Robert Marriott The typography in this introduction is large, and the white text works perfectly against the green background. Below is a paragraph in gray, which pops less than the large white description.
Another example of large typography used in an introduction. The background pattern separates it from the rest of the website.
IconDock An extremely well-designed and colorful introduction. The website isn’t that colorful, so the bright introduction livens up the design. The typography, especially in the header, is clean, and the introduction features an extremely detailed and colorful illustration against a great background.
indiqo.media The majority of introductions we’ve seen so far are rather complex compared to this one. This one is very simple and just fits the layout. Notice how the first sentence in the copy is highlighted. Instead of using a large font size, the designer here uses background color to make the text stand out.
Viktor Jarnheimer This introduction is also a bit different in that it is only a single short sentence, with no extra visual elements. It is simple but still works perfectly in the context.
Francesco Mugnai Again, a unique introduction. Instead of giving direct information about the freelancer, this introduction has quotes. This gets the user interested and intrigued, more than a simple title would.
Designed by Dave A freelancer’s introduction with welcome text and the designer’s name in very large typography, which jumps off the page.
Guifx A beautifully illustrated and detailed design that immediately grabs the user’s attention. The title to the left is well-structured and flow nicely, and a link is included to help the user find more information.

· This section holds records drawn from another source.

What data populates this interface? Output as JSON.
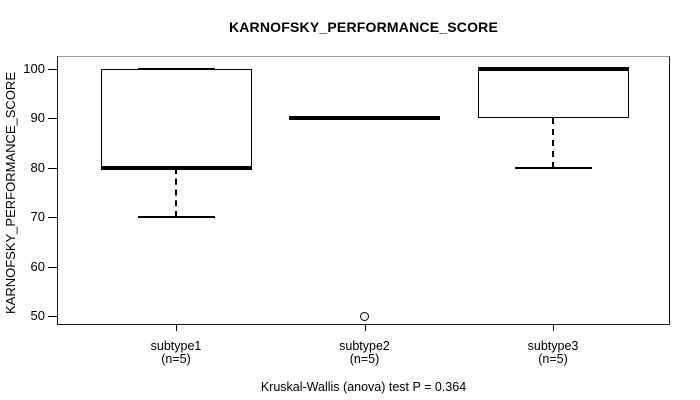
{
  "title": "KARNOFSKY_PERFORMANCE_SCORE",
  "caption": "Kruskal-Wallis (anova) test P = 0.364",
  "chart_data": {
    "type": "boxplot",
    "title": "KARNOFSKY_PERFORMANCE_SCORE",
    "xlabel": "",
    "ylabel": "KARNOFSKY_PERFORMANCE_SCORE",
    "yticks": [
      50,
      60,
      70,
      80,
      90,
      100
    ],
    "ylim": [
      47.5,
      102.5
    ],
    "grid": false,
    "legend": "none",
    "caption": "Kruskal-Wallis (anova) test P = 0.364",
    "colors": {
      "line": "#000000",
      "box_fill": "#ffffff",
      "background": "#ffffff"
    },
    "groups": [
      {
        "label": "subtype1",
        "sublabel": "(n=5)",
        "n": 5,
        "whisker_low": 70,
        "q1": 80,
        "median": 80,
        "q3": 100,
        "whisker_high": 100,
        "outliers": []
      },
      {
        "label": "subtype2",
        "sublabel": "(n=5)",
        "n": 5,
        "whisker_low": 90,
        "q1": 90,
        "median": 90,
        "q3": 90,
        "whisker_high": 90,
        "outliers": [
          50
        ]
      },
      {
        "label": "subtype3",
        "sublabel": "(n=5)",
        "n": 5,
        "whisker_low": 80,
        "q1": 90,
        "median": 100,
        "q3": 100,
        "whisker_high": 100,
        "outliers": []
      }
    ]
  }
}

Sergio Noviello This separated introduction has classic typographic elements. A brief but large header with a longer and more informative paragraph below.
Pixelcraft This is a sliding introduction. Each slide contains text and a visual to support the text. The introduction has a different color and a defined border to make it stick out.

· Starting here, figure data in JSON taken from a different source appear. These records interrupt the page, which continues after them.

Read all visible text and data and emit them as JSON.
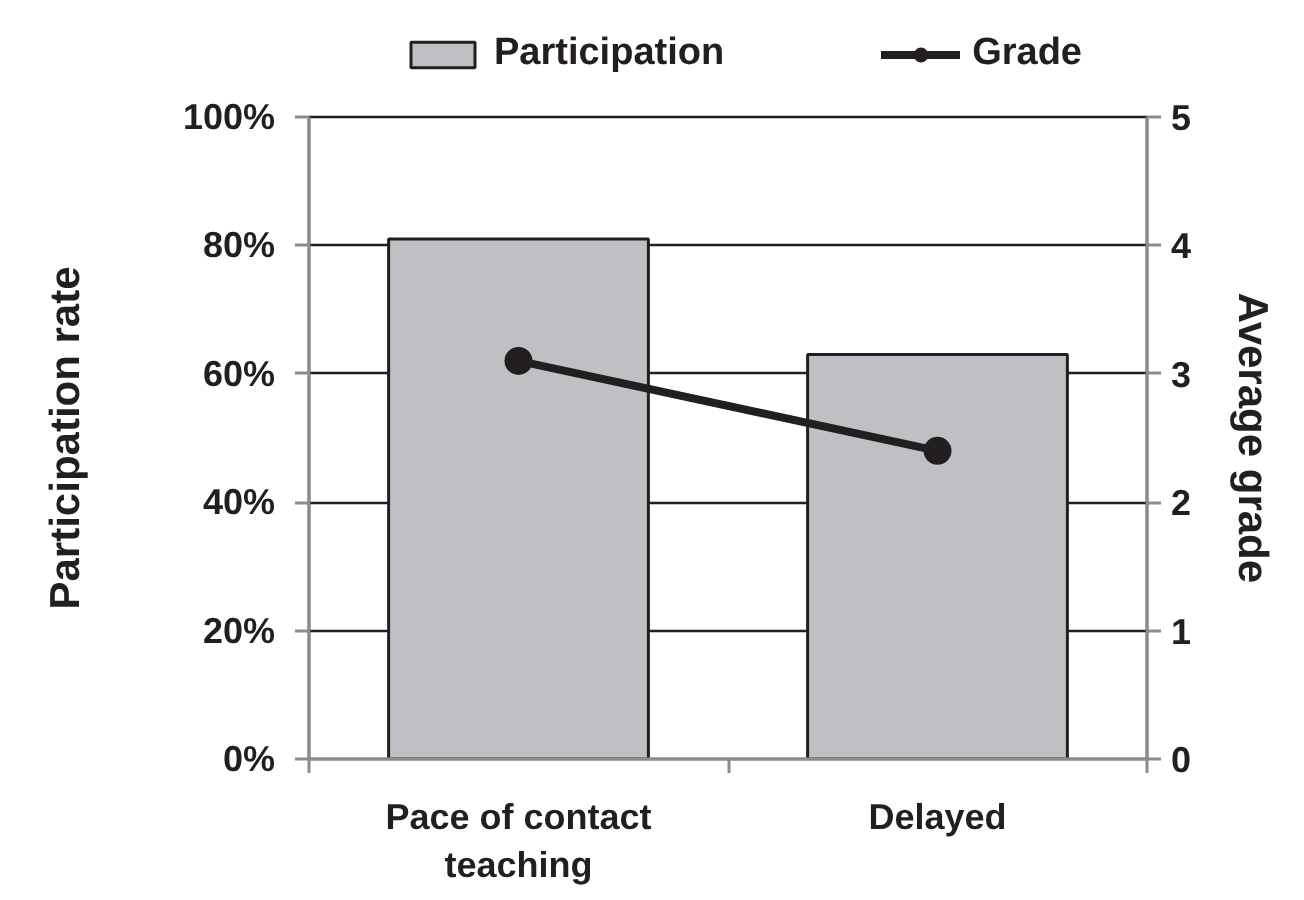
{
  "chart_data": {
    "type": "bar",
    "categories": [
      "Pace of contact teaching",
      "Delayed"
    ],
    "series": [
      {
        "name": "Participation",
        "color": "#bfc0c4",
        "values": [
          81,
          63
        ]
      },
      {
        "name": "Grade",
        "type": "line",
        "axis": "y2",
        "color": "#231f20",
        "values": [
          3.1,
          2.4
        ]
      }
    ],
    "ylabel": "Participation rate",
    "y2label": "Average grade",
    "ylim": [
      0,
      100
    ],
    "yticks": [
      {
        "value": 0,
        "label": "0%"
      },
      {
        "value": 20,
        "label": "20%"
      },
      {
        "value": 40,
        "label": "40%"
      },
      {
        "value": 60,
        "label": "60%"
      },
      {
        "value": 80,
        "label": "80%"
      },
      {
        "value": 100,
        "label": "100%"
      }
    ],
    "y2lim": [
      0,
      5
    ],
    "y2ticks": [
      0,
      1,
      2,
      3,
      4,
      5
    ],
    "grid": "y",
    "legend": "top",
    "marker": "circle",
    "line_style": "solid"
  }
}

Matt Hamm Another very simple introduction, containing only large typography. Also, the “Hello” is very bright compared to the rest of the text.
Kyan Media Yet another simple introduction, with only text. I included this one to show the bevel that separates the navigation and header above from the introductory text below.

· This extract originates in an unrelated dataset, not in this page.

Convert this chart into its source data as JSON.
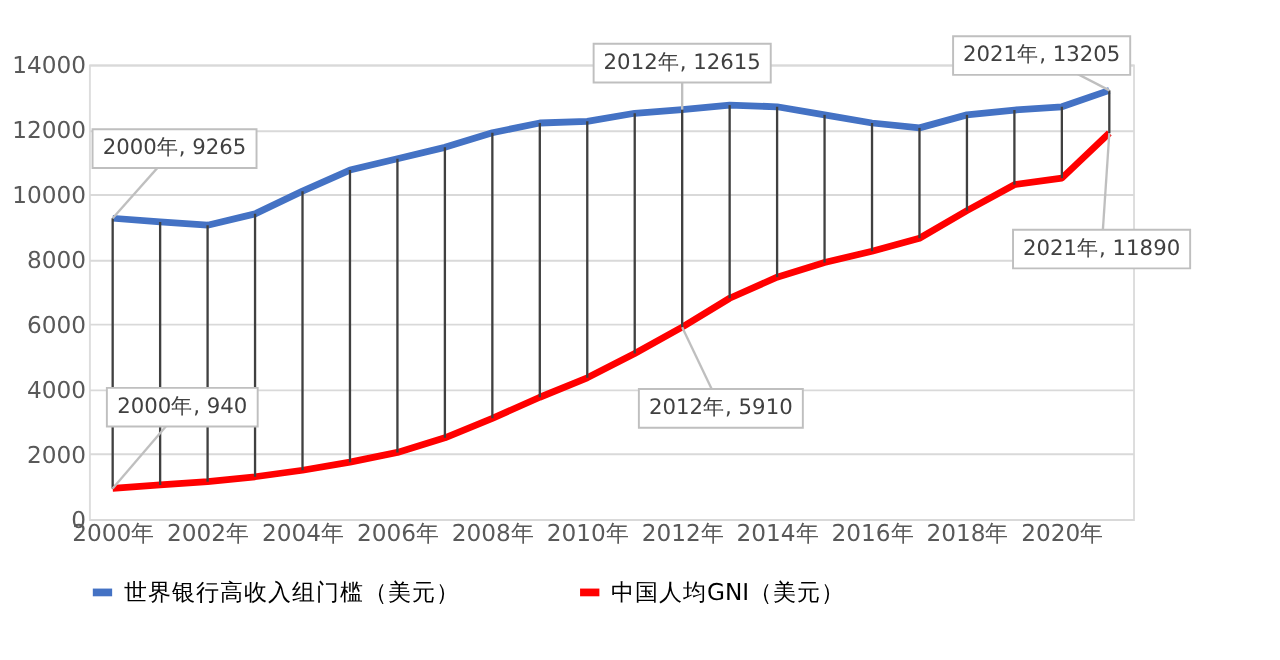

Saturized Studio A subtle and simple introduction that gives quick information about the studio and what it does.
Outpost Another iPhone application website. The large blue text just pops out at the user.
Laurence Mercer The typography here is very large. Important keywords are highlighted in the introduction as focal points for the visitor.
Pavel Maček Another good example of typographical hierarchy in the introduction. This one has three levels of hierarchy. Also, multiple illustrations are used, which looks great.
Neutron Creations The copy here fits perfectly in the grid layout. The text is nicely styled, and again focal points are used.
GoodBarry Hierarchy works well here. The welcome text is large and gets the user to read more. A screenshot provides a preview of the application.
Espresso This header is nice, and below a quick sentence is added. Again, a graphical element is included, this one a beautifully illustrated coffee mug that evokes the name of the company.
Crush + Lovely Nicely highlighted text against a masterfully textured background.
Clearleft The header really sticks out here and is the perfect color for the rest of the website. Below, more information is included.
Paramore | Redd A simple, quick header with brief information in this introduction.
Mike Precious This header is clean and just right for the website. The illustration to the right is perfect and does its job in attracting visitors.